| |
| |
 |
| |
Marilyn Monroe and Betty Garble in How to Marry a Millionaire (1953). |
Jean Negulesco (Johnny Belinda, Three Coins in the Fountain) directed How to Marry a Millionaire, based on the plays The Greeks Had a Word for It (1930) by Zoe Akins and Loco (1946) by Dale Eunson and Katherine Albert. Adapted for the screen and produced by Nunnally Johnson, How to Marry a Millionaire stars Lauren Bacall, Marilyn Monroe and Betty Grable as three couturier models who lease a posh Sutton Place apartment in Manhattan in their search for eligible millionaires. Along the way, they discover love, and perhaps their real fortunes, in the most unlikely fellows. Filmed in CinemaScope and photographed by Joseph MacDonald (The Sand Pebbles), the film co-stars veteran actor and three-time Academy Award nominee William Powell (The Thin Man, My Man Godfrey, Life With Father) as J.D. Hanley, the millionaire who falls for Schatze Page (Bacall). How to Marry a Millionaire also stars David Wayne as Freddie Denmark, the apartment owner on the run from the IRS because of overdue taxes, and Rory Calhoun as Eben Salem, who is not the millionaire Loco Dempsey (Grable) believes him to be.

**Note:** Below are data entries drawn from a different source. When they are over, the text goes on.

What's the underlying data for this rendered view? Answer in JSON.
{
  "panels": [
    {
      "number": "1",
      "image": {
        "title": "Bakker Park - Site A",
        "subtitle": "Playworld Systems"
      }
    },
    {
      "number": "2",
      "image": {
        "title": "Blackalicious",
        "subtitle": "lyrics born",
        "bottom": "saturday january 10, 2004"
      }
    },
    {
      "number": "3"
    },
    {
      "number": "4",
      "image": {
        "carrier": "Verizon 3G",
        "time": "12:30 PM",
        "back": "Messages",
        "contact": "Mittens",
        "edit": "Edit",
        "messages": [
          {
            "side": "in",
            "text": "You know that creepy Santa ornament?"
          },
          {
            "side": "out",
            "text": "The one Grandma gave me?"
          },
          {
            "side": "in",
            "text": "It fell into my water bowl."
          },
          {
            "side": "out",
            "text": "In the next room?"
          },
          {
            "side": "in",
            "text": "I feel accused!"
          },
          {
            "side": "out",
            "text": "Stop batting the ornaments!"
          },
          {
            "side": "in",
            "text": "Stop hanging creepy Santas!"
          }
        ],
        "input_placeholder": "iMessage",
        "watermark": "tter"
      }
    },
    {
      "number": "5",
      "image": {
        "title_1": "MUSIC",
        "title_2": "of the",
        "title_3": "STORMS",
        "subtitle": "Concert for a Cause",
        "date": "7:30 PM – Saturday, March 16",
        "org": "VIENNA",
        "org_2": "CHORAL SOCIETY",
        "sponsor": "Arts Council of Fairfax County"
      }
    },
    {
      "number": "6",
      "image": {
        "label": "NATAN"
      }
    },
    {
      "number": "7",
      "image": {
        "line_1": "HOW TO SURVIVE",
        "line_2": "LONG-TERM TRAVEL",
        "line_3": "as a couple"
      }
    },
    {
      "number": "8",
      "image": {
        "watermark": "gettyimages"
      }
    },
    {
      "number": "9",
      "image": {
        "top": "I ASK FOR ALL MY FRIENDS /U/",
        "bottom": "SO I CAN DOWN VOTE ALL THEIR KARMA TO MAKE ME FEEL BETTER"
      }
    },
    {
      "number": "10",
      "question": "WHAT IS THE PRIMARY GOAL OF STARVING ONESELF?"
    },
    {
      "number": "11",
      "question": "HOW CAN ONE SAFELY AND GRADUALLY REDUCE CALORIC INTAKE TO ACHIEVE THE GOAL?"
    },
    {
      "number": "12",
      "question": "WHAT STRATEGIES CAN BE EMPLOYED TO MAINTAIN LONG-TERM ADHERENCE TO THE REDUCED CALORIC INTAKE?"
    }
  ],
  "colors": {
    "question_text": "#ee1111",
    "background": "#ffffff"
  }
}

20th Century-Fox wardrobe director Charles LeMaire, a 16-time Academy Award nominee and winner for All about Eve, The Robe and Love Is a Many-Splendored Thing, and Travilla (William “Bill” Travilla), best known for designing Marilyn Monroe’s costumes, received an Academy Award nomination for Color Costume Design.
The print for this screening, recently restored by 20th Century Fox and added to the Academy Film Archive collection, begins with a six-minute sequence of composer Alfred Newman conducting the 20th Century-Fox Symphony Orchestra as it plays part of the score he wrote for Street Scene, the 1931 United Artists release.